Jasper Johns lives in Sharon, Connetiquette so there is a connection to Uppityshirts, however laughable and circumstantial: we're neighbors. His American Flag series ('Flag, 1958' above) has become iconic of course; extraordinarily simple, bold and provocative - long may it wave.

Oct 25, 2009
Too Cool for School.
Went up to parent-teacher night on Friday figuring I'd just hang out in the back of the classroom smoking cigarettes, figuratively speaking, and try to look flip and louche. The teacher comes in and says we all have to sit at our child's desk, and of course Jane's is right up in the front row! (I felt like Bob Uecker.)
Anyway, after the presentation of the kindergarten syllabus, and questions (most of which were about Harrison's peanut allergy and Jennifer's lactose intolerance requirements) and the introduction of class moms and aides and even the "class counselor," everybody starts mingling. I get up and try to sneak out the back door, if you know what I mean. Hat tip to Lisa Bigelow who told me this was known as an "Irish Exit."
Just as I'm almost home free the teacher comes back in and we're suddenly face to face in the doorway.
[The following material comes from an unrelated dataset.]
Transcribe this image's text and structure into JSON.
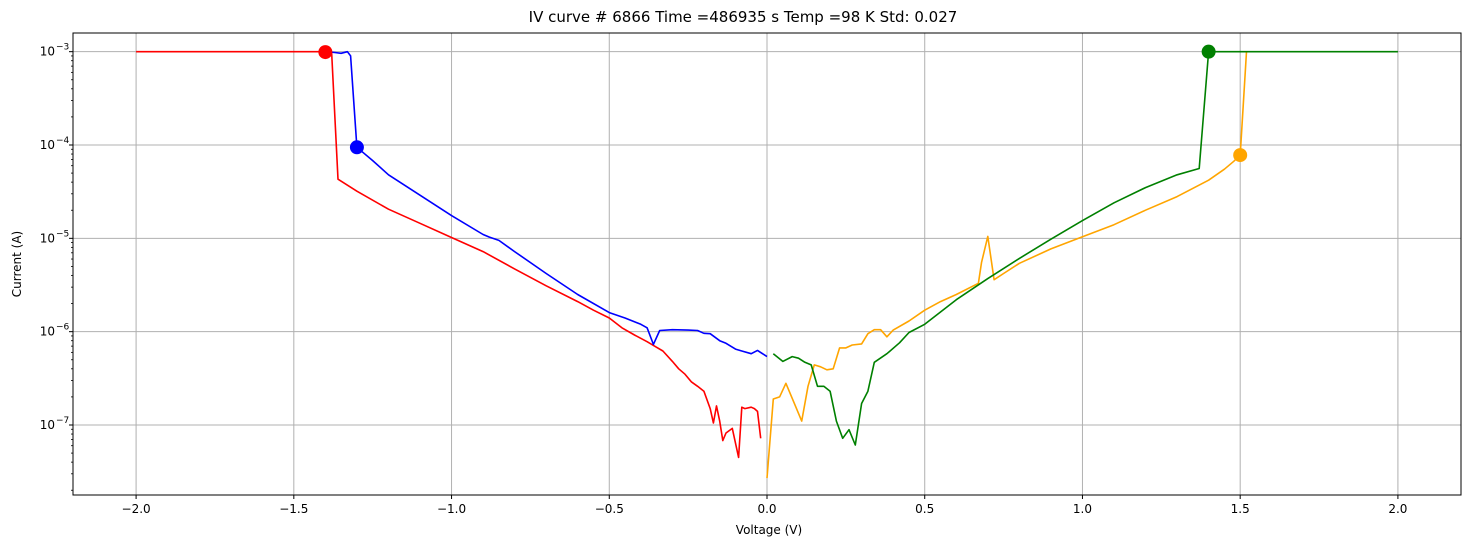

Pay attention, the following exchange is the story of my life.
Miss P. - "Aren't you hot in that leather jacket?"
Me - "Thanks!"

Sept 15, 2009
High Flyering.
We've decided to go out into the streets this week to revisit an old-school direct advertising method (flyer under the windshield wiper) to get the word out. It still seems to work, which is not surprising, but what has struck us most is the dearth of antennas sticking up/out of vehicles. There seems to be almost nothing to hang an idea on anymore - in the real world at least - except (perceived) novelty.

Sept 14, 2009
"Emotional Cripple."
I ran down to Georgetown Liquor to pick up some expensivo vino for my wife (she was having some of her friends over) last Friday afternoon. I'm standing in line behind an old skinny guy buying a pack of Marlboro's (red) and a pint of MD 20/20 and I'm thinking: the dude's going to party tonight! Anyway, I went out to my huge SUV monster in Beluga (as in whale) Black and there's a lady standing there with her hands on her hips. Not to stereo-type, but I noticed her Prius had a 'HOPE' bumper sticker. On it.
Before I proceed with the (brief) exchange, let me just say I had 5 kids in the "Palin Special", all hungry, 2 of them in car seats, 2 others who shoulda been, and one in the front passenger seat, unbuckled. And did I mention that I look like Keith Richards - on a good day? Anyway, judge for yourselves readers:
Ms. Dogood: "What's YOUR handicap?"
Me, glancing at the 'Handicap Parking Only' sign and then back to meet her eyes, icy knives skinning me alive: “I can't read.”